Additionally, the influence of BM-MSC co-cultures on pancreatic cancer cells was investigated. It was confirmed that treated BM-MSCs can inhibit the growth of the cell lines, especially in a ratio of 1:2 (BM-MSCs:PCCs), which is in line with the hypothesis that BM-MSCs treated with anticancer drugs can serve as potential therapeutic vectors supporting cytotoxicity [63]. On the other hand, BM-MSCs not treated with drugs showed properties promoting the growth of cancer cells, especially the AsPC-3 line, which confirms their dualistic properties as well [64].

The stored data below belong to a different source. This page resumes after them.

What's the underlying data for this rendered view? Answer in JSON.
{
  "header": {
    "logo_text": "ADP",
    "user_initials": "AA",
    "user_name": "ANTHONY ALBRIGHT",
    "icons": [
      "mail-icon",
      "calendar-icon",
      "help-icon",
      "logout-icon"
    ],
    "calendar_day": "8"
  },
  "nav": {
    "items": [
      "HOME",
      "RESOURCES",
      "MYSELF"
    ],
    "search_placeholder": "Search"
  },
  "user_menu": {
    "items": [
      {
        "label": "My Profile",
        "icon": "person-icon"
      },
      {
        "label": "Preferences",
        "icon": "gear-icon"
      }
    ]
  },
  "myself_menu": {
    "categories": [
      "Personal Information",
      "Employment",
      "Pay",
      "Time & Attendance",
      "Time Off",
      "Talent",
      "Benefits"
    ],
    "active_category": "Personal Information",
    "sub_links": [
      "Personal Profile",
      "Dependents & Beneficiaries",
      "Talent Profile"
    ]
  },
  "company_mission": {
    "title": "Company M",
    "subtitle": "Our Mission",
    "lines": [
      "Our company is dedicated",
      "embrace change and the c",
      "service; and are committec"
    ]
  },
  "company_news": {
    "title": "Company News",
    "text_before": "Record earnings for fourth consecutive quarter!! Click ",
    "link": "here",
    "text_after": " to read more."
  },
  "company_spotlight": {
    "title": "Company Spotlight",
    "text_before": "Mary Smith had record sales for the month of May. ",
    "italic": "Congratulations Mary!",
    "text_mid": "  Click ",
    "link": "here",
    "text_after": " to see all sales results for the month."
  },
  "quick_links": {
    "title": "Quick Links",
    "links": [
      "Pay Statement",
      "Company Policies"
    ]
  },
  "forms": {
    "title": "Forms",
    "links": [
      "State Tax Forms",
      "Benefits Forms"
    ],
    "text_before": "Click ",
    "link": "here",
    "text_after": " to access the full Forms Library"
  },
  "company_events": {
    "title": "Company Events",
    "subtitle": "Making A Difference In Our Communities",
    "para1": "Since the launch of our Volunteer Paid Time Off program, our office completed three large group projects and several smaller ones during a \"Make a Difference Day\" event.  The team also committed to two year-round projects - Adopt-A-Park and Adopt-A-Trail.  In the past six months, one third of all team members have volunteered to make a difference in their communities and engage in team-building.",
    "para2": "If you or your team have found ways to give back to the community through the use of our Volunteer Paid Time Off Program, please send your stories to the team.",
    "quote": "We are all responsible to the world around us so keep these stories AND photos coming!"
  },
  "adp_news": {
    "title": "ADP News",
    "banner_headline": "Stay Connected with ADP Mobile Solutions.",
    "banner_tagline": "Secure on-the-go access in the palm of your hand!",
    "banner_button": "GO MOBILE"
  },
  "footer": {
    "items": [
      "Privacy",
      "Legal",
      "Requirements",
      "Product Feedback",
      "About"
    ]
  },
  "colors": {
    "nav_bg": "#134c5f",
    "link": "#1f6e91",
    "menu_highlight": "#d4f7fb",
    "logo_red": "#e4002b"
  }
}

Comparing the treatment response of the selected PCCs to the combination of GEM + FLU, the variations in the activation of apoptosis pathways were revealed depending on the presence and dose of FLU; therefore, the observed phenomena may be related to the different sensitivity of these cells to therapy. Practically, an increased expression of proteins responsible for initiating apoptosis pathways was recorded after using the GEM + FLU combination.

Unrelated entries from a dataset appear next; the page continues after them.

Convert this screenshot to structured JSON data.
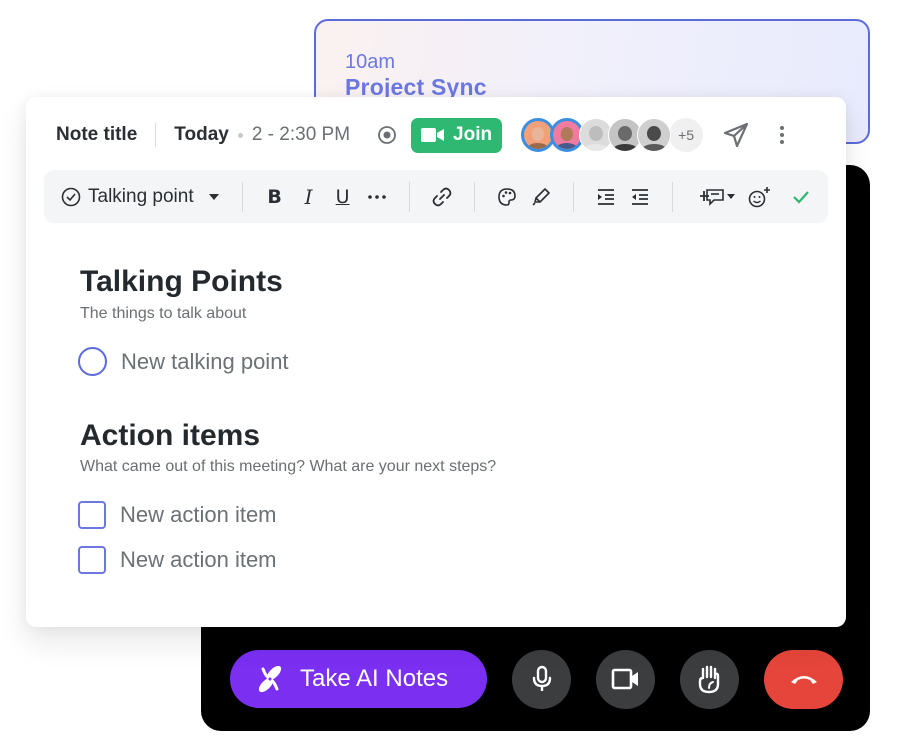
{
  "calendar_event": {
    "time": "10am",
    "title": "Project Sync"
  },
  "note": {
    "header": {
      "title": "Note title",
      "date": "Today",
      "time_range": "2 - 2:30 PM",
      "join_label": "Join",
      "attendees": [
        {
          "name": "attendee-1",
          "highlighted": true,
          "bg": "#f2a07a"
        },
        {
          "name": "attendee-2",
          "highlighted": true,
          "bg": "#f07aa0"
        },
        {
          "name": "attendee-3",
          "highlighted": false,
          "bg": "#d6d6d6"
        },
        {
          "name": "attendee-4",
          "highlighted": false,
          "bg": "#bdbdbd"
        },
        {
          "name": "attendee-5",
          "highlighted": false,
          "bg": "#c9c9c9"
        }
      ],
      "more_attendees": "+5"
    },
    "toolbar": {
      "block_type": "Talking point",
      "buttons": [
        "bold",
        "italic",
        "underline",
        "more",
        "link",
        "color",
        "highlight",
        "indent",
        "outdent",
        "insert-comment",
        "add-reaction",
        "done"
      ],
      "bold_label": "B",
      "italic_label": "I",
      "underline_label": "U"
    },
    "sections": [
      {
        "title": "Talking Points",
        "subtitle": "The things to talk about",
        "items": [
          {
            "type": "radio",
            "text": "New talking point"
          }
        ]
      },
      {
        "title": "Action items",
        "subtitle": "What came out of this meeting? What are your next steps?",
        "items": [
          {
            "type": "checkbox",
            "text": "New action item"
          },
          {
            "type": "checkbox",
            "text": "New action item"
          }
        ]
      }
    ]
  },
  "call_controls": {
    "ai_notes_label": "Take AI Notes",
    "colors": {
      "ai_button": "#7a2ff1",
      "control_button": "#3b3d3f",
      "hangup": "#e5453a"
    }
  },
  "colors": {
    "accent": "#5b6bdc",
    "join": "#2eb872",
    "done_check": "#2eb872"
  }
}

Apoptosis is most intense at the GEM + FLU dose (10 μM + 2 mM) for the PANC-1 line, which is confirmed by the strong activation of caspase-3 (one of the key effectors of apoptosis) and the degradation of PARP1. In fact, FAS expression was not demonstrated after the administration of the drug combination; however, the AsPC-1 and BxPC-3 lines react differently to the treatment with the compounds. In the case of AsPC-1, the apoptotic response is weaker, and some markers (such as caspase-3 and FAS) remain less active, which may indicate a greater resistance of the cell line. A visible activation of apoptosis through the strong expression of caspase-3 and the degradation of PARP1 after 24 h of FLU addition is observed, while no expression of p-Ser-GSK3β was demonstrated (apoptotic pathways may be differentially regulated, independently of GSK3β). Such variations in response to treatment may indicate specific mechanisms of resistance, affecting the therapy efficacy for different types of pancreatic cancers.

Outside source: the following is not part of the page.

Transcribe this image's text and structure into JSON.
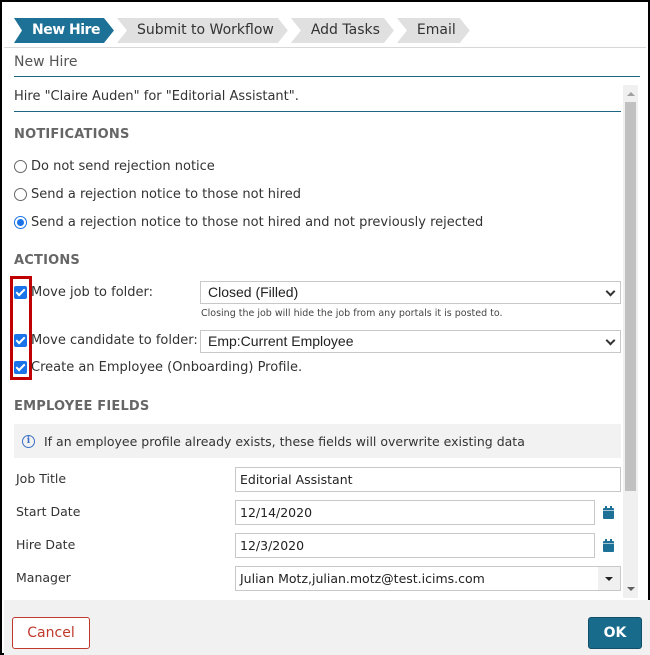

In turn, the analysis of the PCCs’ response to the action of the conditioned medium (CM), the medium containing gemcitabine metabolites (CM-GEM), and gemcitabine and flurbiprofen metabolites (CM-GEM + FLU) reveals further differences in the activation of apoptosis and signaling pathway involvement. The cytotoxic effect of CM-GEM and CM-GEM + FLU is most visible in the BxPC-3 line. A decrease in the survival of BxPC-3 cells and the activation of caspase-3 were also recorded after the application of CM alone; moreover, similar findings were recorded when the drugs were used alone at higher doses. In PANC-1, apoptosis is weaker after the usage of CM, CM-GEM, and CM-GEM + FLU, whereas, a greater involvement of caspase-3 can be observed in the AsPC-1 line, compared to the drugs when used alone. In contrast, the FAS pathway is strongly suppressed in the presence of flurbiprofen, which may suggest an advanced stage of apoptosis (FAS is degraded) or a reduced activity of the FAS-dependent pathway. On the other hand, the extrinsic death-receptor-dependent apoptosis pathway does not play a dominant role in the response of these cells to treatment [65]. Appealing findings were received in the expression of p-Ser-GSK3, which disappears in PANC-1 with an increasing FLU concentration (compared to drugs when used alone), suggesting the activation of GSK3β, which might result in the related effect on cell survival. In the BxPC-3 cell line, p-Ser-GSK3β expression remained stable when the drugs were administered alone. In contrast, an increase in phosphorylation and blocking of GSK3β function (which may accompany apoptosis) was observed after CM-GEM/CM-GEM + FLU treatment. It should be highlighted that GSK-3β is strongly expressed in many cancers, being involved in the regulation of proliferation, apoptosis, and chemoresistance. On the other hand, different roles of GSK-3β as an anticancer and tumor-development promoting agent have been reported so far; therefore, applying drugs targeting GSK-3β in cancer treatment seems controversial. In spite of the fact that the role of GSK-3β in cancer cells as a pro-oncogenic or suppressor protein is debatable, it has been agreed that GSK3-β is a pro-tumor protein and a good candidate for the targeted treatment of pancreatic cancers [66].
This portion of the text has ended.